Dalam pesan video di akun Telegram resmi RSF pada hari Rabu, Dagalo mengatakan penyelidikan telah diluncurkan terhadap apa yang disebutnya sebagai pelanggaran yang dilakukan pasukannya ketika mereka merebut el-Fashar. Keesokan harinya, RSF merilis arahan di saluran yang sama yang mengatakan para pejuangnya harus “melindungi warga sipil, memfasilitasi pergerakan mereka dan membantu mereka.”
Mereka kemudian mengumumkan penangkapan beberapa pria karena pelanggaran hak asasi manusia, termasuk Abu Lulu, pria yang merekam penembakan di lapangan.
Namun Nathaniel Raymond, direktur eksekutif Lab Penelitian Kemanusiaan di Yale School of Public Health, mengatakan bahwa setelah mempelajari citra satelit resolusi tinggi, timnya melihat “aktivitas pada tingkat yang menunjukkan genosida yang hanya dapat dibandingkan dengan Rwanda,” di mana diperkirakan 800.000 orang dibunuh oleh kelompok abad pertengahan pada tahun 1994.
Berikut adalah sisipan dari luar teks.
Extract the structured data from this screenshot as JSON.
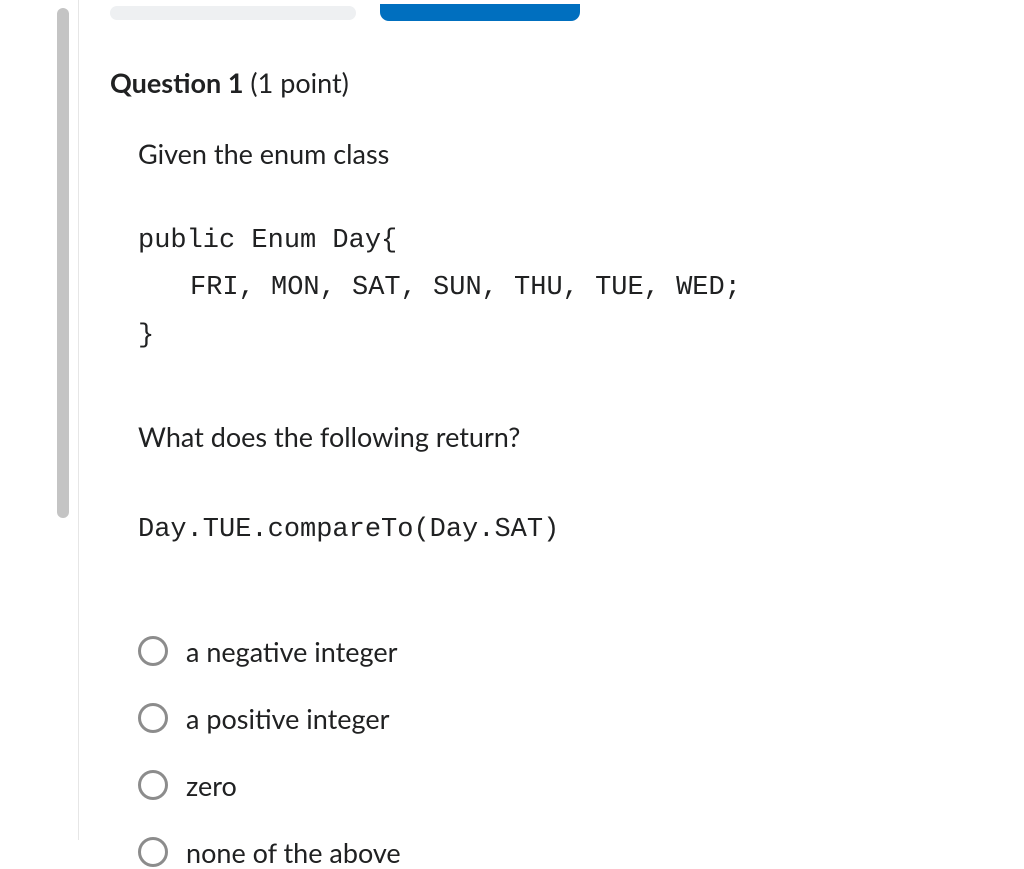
{
  "question": {
    "title_bold": "Question 1",
    "points": " (1 point)",
    "intro": "Given the enum class",
    "code_line1": "public Enum Day{",
    "code_line2": "FRI, MON, SAT, SUN, THU, TUE, WED;",
    "code_line3": "}",
    "prompt": "What does the following return?",
    "expression": "Day.TUE.compareTo(Day.SAT)"
  },
  "options": [
    "a negative integer",
    "a positive integer",
    "zero",
    "none of the above"
  ]
}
“Kami belum pernah melihat kekerasan sebesar ini,” katanya dalam wawancara telepon pada hari Rabu, seraya menambahkan bahwa timnya dapat melihat mayat-mayat di jalanan, genangan darah di sekitar mereka melalui citra satelit.
Di luar bekas rumah sakit anak-anak di El-Fasher, dia mengatakan gambar yang diambil Senin menunjukkan titik-titik gelap yang sesuai dengan garis orang. Di dekatnya, katanya, ada “kumpulan benda putih”, mungkin mayat-mayat tergeletak di tanah.
Gambar yang diambil keesokan harinya menunjukkan mayat-mayat berserakan di seluruh kompleks.
“Kami berjumlah ribuan dalam hal semua benda yang kompatibel dengan tubuh di darat,” kata Raymond. “Mereka bergerak seperti pemotong kayu, dan membunuh semua yang bergerak.”
RSF tidak menanggapi permintaan komentar NBC News mengenai tumpukan mayat di luar rumah sakit dan tempat lain di kota itu.
Namun Raymond mengatakan dia khawatir kelompok paramiliter, yang tumbuh dari milisi Arab Janjaweed yang terkenal kejam dan melakukan pembantaian selama konflik Darfur pada tahun 2000an, akan “mengakhiri akhir Darfur.”
“Ini adalah pertempuran terakhir genosida di Darfur,” katanya.